Toute la responsabilité du déclenchement de la révolte incomberait, selon Macron, aux parents et aux réseaux sociaux, accusés respectivement de laxisme et de corruption de la jeunesse. Pis, Macron envisage de sanctionner financièrement les familles, par la suppression de leurs prestations sociales.

Outre la criminalisation de tout mouvement de révolte, Macron criminalise dorénavant les familles d’enfants rebelles.

Jamais deux sans trois. Rebelote. À la faveur de l’incendiaire mouvement de protestation inextinguible des agriculteurs, Macron décide de déployer de nouveau sa stratégie de diversion et divertissement. Celle de l’organisation d’un Débat national. 

Mais, cette fois-ci, sans succès. À peine le débat annoncé dans la confusion et la précipitation qu’il est annulé. En réactivant son opération de com, c’est-à-dire en orchestrant un débat avec les agriculteurs, Macron escomptait circonscrire le mouvement de révolte agricole. Son opération de diversion démasquée, il a au contraire attisé leur colère. 

De sorte que Macron a dû annuler Son narcissique et solipsiste débat. D’aucuns diraient son onaniste ébat politique. 

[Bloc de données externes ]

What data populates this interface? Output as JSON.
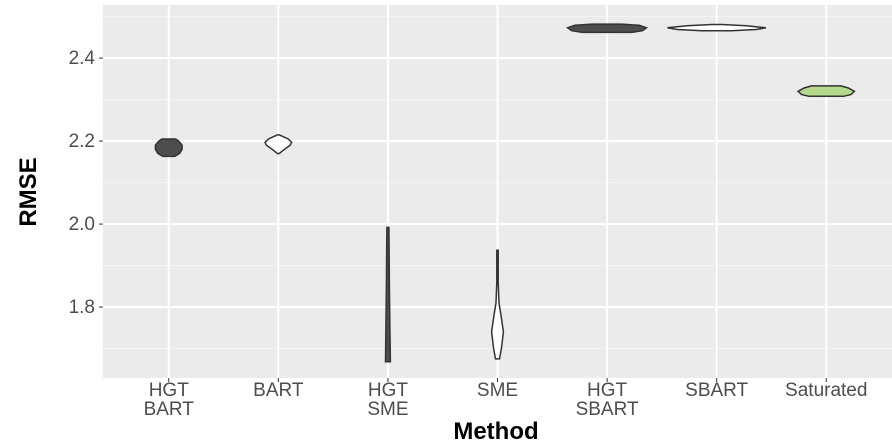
{
  "chart_data": {
    "type": "violin",
    "x_label": "Method",
    "y_label": "RMSE",
    "categories": [
      "HGT\nBART",
      "BART",
      "HGT\nSME",
      "SME",
      "HGT\nSBART",
      "SBART",
      "Saturated"
    ],
    "ylim": [
      1.629,
      2.528
    ],
    "yticks": [
      {
        "value": 1.8,
        "label": "1.8"
      },
      {
        "value": 2.0,
        "label": "2.0"
      },
      {
        "value": 2.2,
        "label": "2.2"
      },
      {
        "value": 2.4,
        "label": "2.4"
      }
    ],
    "yminor": [
      1.7,
      1.9,
      2.1,
      2.3,
      2.5
    ],
    "grid": true,
    "violins": [
      {
        "color": "#4d4d4d",
        "y": [
          2.163,
          2.17,
          2.18,
          2.19,
          2.2,
          2.205
        ],
        "width": [
          0.12,
          0.22,
          0.27,
          0.27,
          0.2,
          0.14
        ]
      },
      {
        "color": "#ffffff",
        "y": [
          2.17,
          2.178,
          2.19,
          2.197,
          2.205,
          2.215
        ],
        "width": [
          0.02,
          0.1,
          0.24,
          0.27,
          0.2,
          0.02
        ]
      },
      {
        "color": "#4d4d4d",
        "y": [
          1.668,
          1.75,
          1.85,
          1.95,
          1.992
        ],
        "width": [
          0.05,
          0.04,
          0.03,
          0.025,
          0.02
        ]
      },
      {
        "color": "#ffffff",
        "y": [
          1.675,
          1.7,
          1.74,
          1.78,
          1.81,
          1.86,
          1.9,
          1.937
        ],
        "width": [
          0.04,
          0.08,
          0.12,
          0.07,
          0.03,
          0.015,
          0.015,
          0.015
        ]
      },
      {
        "color": "#4d4d4d",
        "y": [
          2.462,
          2.466,
          2.473,
          2.479,
          2.482
        ],
        "width": [
          0.5,
          0.72,
          0.8,
          0.65,
          0.3
        ]
      },
      {
        "color": "#ffffff",
        "y": [
          2.466,
          2.469,
          2.473,
          2.478,
          2.481
        ],
        "width": [
          0.3,
          0.8,
          1.0,
          0.6,
          0.1
        ]
      },
      {
        "color": "#b5d98c",
        "y": [
          2.308,
          2.312,
          2.32,
          2.328,
          2.333
        ],
        "width": [
          0.35,
          0.5,
          0.57,
          0.45,
          0.3
        ]
      }
    ]
  }
}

En tout cas, sa visite au Salon de l’agriculture s’annonce compliquée et périlleuse. En effet, elle est à hauts risques, après l’annulation du débat prévu avec l’ensemble des acteurs du monde agricole dans les allées du parc des expositions de la porte de Versailles.

Au final, le « grand débat », concocté avec coquetterie par le coquin Macron, fier comme un coq, pour embobiner les agriculteurs réduits à manger de la vache enragée, tourne au fiasco. Plusieurs acteurs du monde agricole et de la grande distribution ont déjà fait savoir qu’ils boycotteront le débat. En revanche, les agriculteurs ont annoncé qu’ils poursuivront leur combat. 

Macron l’agent du capital ignore une donnée capitale : l’époque n’est plus au débat bourgeois pacifique mais au combat populaire révolutionnaire.